Although ECM Terminals opened its gates to different kinds of cargo vessels ranging from liquid to bulk, dry bulk, containers and general cargo.
According to Akorede, a few container vessels berthed at the ECM Terminals after operations commenced at the Calabar port and with the evolution in the cargo shipping sector, worldwide the need for the channel to be dredged became of priority concern.
He stated, “shipping has evolved globally as most companies prefer larger vessels that cannot navigate the current approach draft of the Calabar Channel, which is 6.4 metres at high waters. The agreement we reached with the Nigerian Government in 2007 was to have the channel dredged to a depth of 9.4 metres”
“What we need right now is for the Nigerian Government to complete the dredging of the Calabar Channel. This port, can comfortably serve northern Nigeria and parts of southern Nigeria besides serving as a corridor for other countries like Chad and Niger Republics,” he further said.
The General Manager also urged the Ministry of Works and Housing to expedite action on the reconstruction of the Calabar-Itu, Calabar-Ikom Highways to effectively accommodate heavy duty trucks.
Akorede noted that prior to the privatization of the Calabar Port, the Nigerian Ports Authority introduced a 30% rebate due to the channel limitation.

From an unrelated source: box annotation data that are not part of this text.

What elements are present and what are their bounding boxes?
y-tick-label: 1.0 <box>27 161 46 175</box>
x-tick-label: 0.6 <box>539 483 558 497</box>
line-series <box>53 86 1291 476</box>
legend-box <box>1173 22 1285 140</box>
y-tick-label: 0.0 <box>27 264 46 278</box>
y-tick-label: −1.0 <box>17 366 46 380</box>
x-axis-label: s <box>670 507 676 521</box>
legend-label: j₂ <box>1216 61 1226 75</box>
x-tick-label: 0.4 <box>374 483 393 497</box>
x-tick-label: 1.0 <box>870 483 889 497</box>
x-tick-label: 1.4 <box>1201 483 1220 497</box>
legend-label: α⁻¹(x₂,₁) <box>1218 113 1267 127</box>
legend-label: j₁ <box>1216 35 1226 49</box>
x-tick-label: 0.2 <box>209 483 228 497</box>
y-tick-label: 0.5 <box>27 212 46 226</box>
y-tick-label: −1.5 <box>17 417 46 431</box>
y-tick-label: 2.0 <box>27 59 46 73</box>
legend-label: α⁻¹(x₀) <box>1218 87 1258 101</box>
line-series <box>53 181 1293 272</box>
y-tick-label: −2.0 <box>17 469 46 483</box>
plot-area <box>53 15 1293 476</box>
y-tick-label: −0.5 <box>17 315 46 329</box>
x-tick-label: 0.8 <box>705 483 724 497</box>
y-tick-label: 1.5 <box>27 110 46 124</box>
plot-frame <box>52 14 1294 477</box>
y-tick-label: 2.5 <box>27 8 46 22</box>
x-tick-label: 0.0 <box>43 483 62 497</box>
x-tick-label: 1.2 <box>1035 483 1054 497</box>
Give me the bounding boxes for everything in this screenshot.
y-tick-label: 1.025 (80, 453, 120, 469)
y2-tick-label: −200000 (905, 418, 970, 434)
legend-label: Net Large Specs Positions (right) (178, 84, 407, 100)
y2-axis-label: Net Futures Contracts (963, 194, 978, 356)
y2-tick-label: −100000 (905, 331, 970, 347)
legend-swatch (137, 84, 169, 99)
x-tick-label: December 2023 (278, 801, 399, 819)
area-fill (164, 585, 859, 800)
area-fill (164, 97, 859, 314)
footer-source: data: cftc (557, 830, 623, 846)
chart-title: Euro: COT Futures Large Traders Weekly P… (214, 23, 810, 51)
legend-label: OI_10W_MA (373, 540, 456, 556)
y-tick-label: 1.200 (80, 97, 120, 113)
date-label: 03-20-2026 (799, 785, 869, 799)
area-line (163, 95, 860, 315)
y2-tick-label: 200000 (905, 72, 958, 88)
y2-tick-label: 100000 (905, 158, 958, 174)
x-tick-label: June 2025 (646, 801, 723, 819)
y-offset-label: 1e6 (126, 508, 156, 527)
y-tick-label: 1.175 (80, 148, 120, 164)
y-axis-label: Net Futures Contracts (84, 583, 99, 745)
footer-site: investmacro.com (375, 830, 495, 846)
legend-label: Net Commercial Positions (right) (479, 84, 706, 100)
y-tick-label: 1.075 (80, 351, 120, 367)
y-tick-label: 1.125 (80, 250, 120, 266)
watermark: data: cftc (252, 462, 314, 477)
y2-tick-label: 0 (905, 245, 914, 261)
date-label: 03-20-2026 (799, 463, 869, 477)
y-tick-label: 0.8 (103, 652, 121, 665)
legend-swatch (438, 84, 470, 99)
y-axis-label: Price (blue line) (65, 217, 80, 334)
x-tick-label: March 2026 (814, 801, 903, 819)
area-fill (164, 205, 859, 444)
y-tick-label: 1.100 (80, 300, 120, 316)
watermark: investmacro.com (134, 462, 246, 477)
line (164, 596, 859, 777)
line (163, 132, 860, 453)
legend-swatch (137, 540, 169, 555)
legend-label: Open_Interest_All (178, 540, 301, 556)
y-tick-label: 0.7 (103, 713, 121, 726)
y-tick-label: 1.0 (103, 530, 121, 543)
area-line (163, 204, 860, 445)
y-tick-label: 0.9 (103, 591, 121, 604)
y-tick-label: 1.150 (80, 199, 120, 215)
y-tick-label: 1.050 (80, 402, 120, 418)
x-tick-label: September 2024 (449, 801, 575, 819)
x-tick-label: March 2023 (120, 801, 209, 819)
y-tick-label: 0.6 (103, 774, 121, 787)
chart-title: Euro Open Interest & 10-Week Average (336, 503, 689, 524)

“The Nigerian Government recently introduced a 10 percent rebate for all ports in southern Nigeria, which Marguisa Shipping Line did not benefit from due to the condition attached to the rebate.
“Before Calabar port was concessioned, there was a rebate of 30 percent to encourage shipping lines to berth in Calabar due to the channel limitation. But once the terminal was privatized, the rebate was removed. Since the NPA has yet to fulfill the dredging, it would be better for the rebate to be reintroduced,” he said.
The General Manager commended commended the management of the Nigerian Port Authority led by Hadiza Bala Usman for collaborating with ECM Terminals and tackling several challenges within the Calabar port.
He urged the Managing Director to sustain the achievements recorded so far by dredging the channel.